Letter To A Young Lady In Paris by Julio Cortázar, 1951
The magic trick:
Shocking the reader with a bit of surrealism, but never locking that surrealistic element into a single meaning or metaphor
We started a week of Julio Cortázar yesterday with the excellent “House Taken Over.”
“Letter To A Young Lady In Paris” is similarly evasive. You know you’re in for something odd when early on the narrator admits in his letter that he sometimes coughs up baby rabbits into existence.
So the reader has to take that in stride and keep reading.
What’s brilliant about it – and perhaps marks this story as being more advanced “House Taken Over” – is the versatility of the rabbit motif. It’s no straight-line magic realism, where the surrealist element is an obvious stand-in for a single idea or feeling.
These rabbits are complicated and will keep the reader considering and analyzing long after the story ends.

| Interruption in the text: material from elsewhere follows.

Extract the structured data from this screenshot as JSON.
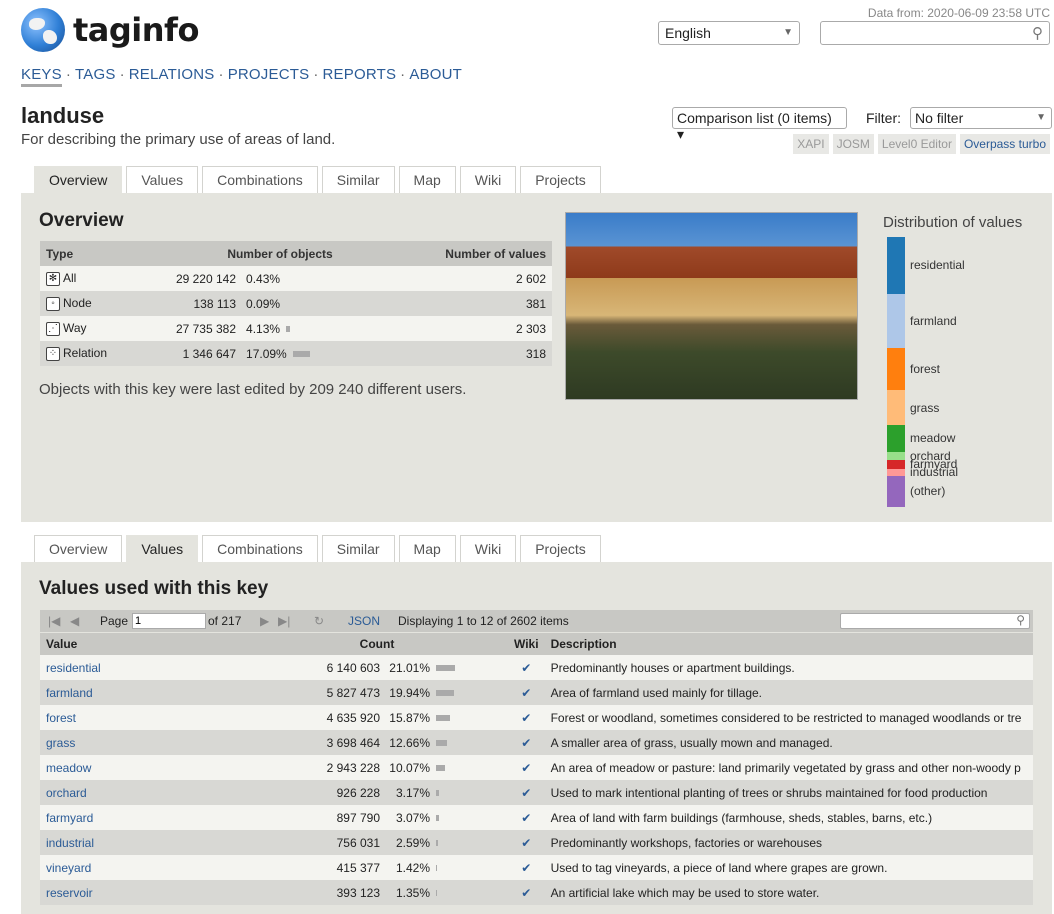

And that’s quite a trick on Cortázar’s part.
The selection:
You know why I came to your house, to your quiet quarters bright with midday sun. Everything seems so normal, as it always does when one is ignorant of the truth. You have gone to Paris, I’m staying in your apartment on Suipacha; we arranged a simple and satisfying plan of mutual convenience until your return this September when I will move once more to another house where perhaps… But that’s not why I’m writing; I’m writing this letter because of the rabbits; it’s only right that I inform you, and because I like writing letters, and perhaps because it’s raining.